On 03/15/2013 02:57 AM, Andrea Fontana wrote:
> On Friday, 15 March 2013 at 03:44:51 UTC, Ali Çehreli wrote:

>>>> I had toyed with the idea of making a ForwardRange from an InputRange
>>>> by caching the elements. Without any guarantees, :) here is the code:

> It *seems* to work :) Funny. The only problem is that caching db results
> maybe it's not a good idea if i read too much data.

Agreed but that's the only feature of the range. :) The way the data is "uncached" is by moving the slice forward by this code:

        /* Nobody is using the first part of the cache anymore */
        cache = cache[(minPtr - cache.ptr) .. $];

I think it is sufficient for the GC to free the previous first part of the array. The following program keeps running without consuming the memory:

void main()
{
    int[] a;
    while (true) {
        a ~= 42;
        a = a[1 .. $];
    }
}

> I'm not sure if it's fine or not but:
> - I've changed AsForwardRange from class to struct

Good idea. It looks like I had already made it a struct in my local copy of it.

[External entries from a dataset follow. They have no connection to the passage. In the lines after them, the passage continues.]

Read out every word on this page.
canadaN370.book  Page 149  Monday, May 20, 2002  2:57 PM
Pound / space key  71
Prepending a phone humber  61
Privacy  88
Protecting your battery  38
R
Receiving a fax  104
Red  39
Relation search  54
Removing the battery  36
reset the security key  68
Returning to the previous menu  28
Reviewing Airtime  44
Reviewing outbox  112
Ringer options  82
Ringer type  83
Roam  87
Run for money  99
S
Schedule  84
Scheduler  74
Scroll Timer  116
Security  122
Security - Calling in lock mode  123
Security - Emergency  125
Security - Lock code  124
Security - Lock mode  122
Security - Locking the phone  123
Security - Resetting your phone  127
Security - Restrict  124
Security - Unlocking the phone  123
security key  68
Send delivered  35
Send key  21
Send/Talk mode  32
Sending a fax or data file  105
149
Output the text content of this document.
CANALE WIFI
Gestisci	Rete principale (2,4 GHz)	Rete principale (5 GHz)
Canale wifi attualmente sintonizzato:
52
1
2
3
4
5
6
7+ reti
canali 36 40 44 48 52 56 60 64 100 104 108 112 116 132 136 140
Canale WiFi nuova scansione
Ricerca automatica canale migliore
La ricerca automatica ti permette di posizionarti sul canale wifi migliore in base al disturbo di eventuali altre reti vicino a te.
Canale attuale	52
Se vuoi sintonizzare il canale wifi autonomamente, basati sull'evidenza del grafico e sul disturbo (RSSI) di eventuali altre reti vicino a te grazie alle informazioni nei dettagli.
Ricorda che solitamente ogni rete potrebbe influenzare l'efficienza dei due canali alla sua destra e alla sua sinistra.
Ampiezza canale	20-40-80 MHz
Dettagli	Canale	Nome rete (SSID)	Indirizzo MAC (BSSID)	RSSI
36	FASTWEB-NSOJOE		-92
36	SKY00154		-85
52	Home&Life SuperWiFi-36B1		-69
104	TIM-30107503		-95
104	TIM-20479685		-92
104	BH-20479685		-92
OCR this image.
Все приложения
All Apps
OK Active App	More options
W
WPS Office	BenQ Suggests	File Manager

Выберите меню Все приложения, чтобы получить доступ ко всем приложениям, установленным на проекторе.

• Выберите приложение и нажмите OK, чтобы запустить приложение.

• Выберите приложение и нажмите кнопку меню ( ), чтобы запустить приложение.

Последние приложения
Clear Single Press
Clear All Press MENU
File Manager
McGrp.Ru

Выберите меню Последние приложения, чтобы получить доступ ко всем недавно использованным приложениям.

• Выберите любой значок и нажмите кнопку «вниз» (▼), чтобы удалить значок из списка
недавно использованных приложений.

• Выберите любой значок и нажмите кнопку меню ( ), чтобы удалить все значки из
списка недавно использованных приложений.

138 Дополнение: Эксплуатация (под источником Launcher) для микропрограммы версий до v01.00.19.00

> - I've added a method (it's an "hack" to make it works):
> this(this)
> {
> auto dummy = lazyCache.newView(lazyCache.cache.ptr);
> myId = dummy.myId;
> }

I am not sure why that was necessary. Additionally, some of the member functions like empty() can be made const.

> - I've add @property to save() -> isForwardRange gives false without this.

Agreed.

> I did this to make it similar to other ranges (original topic!)
> Shouldn't a view unregister pointer on its d-tor?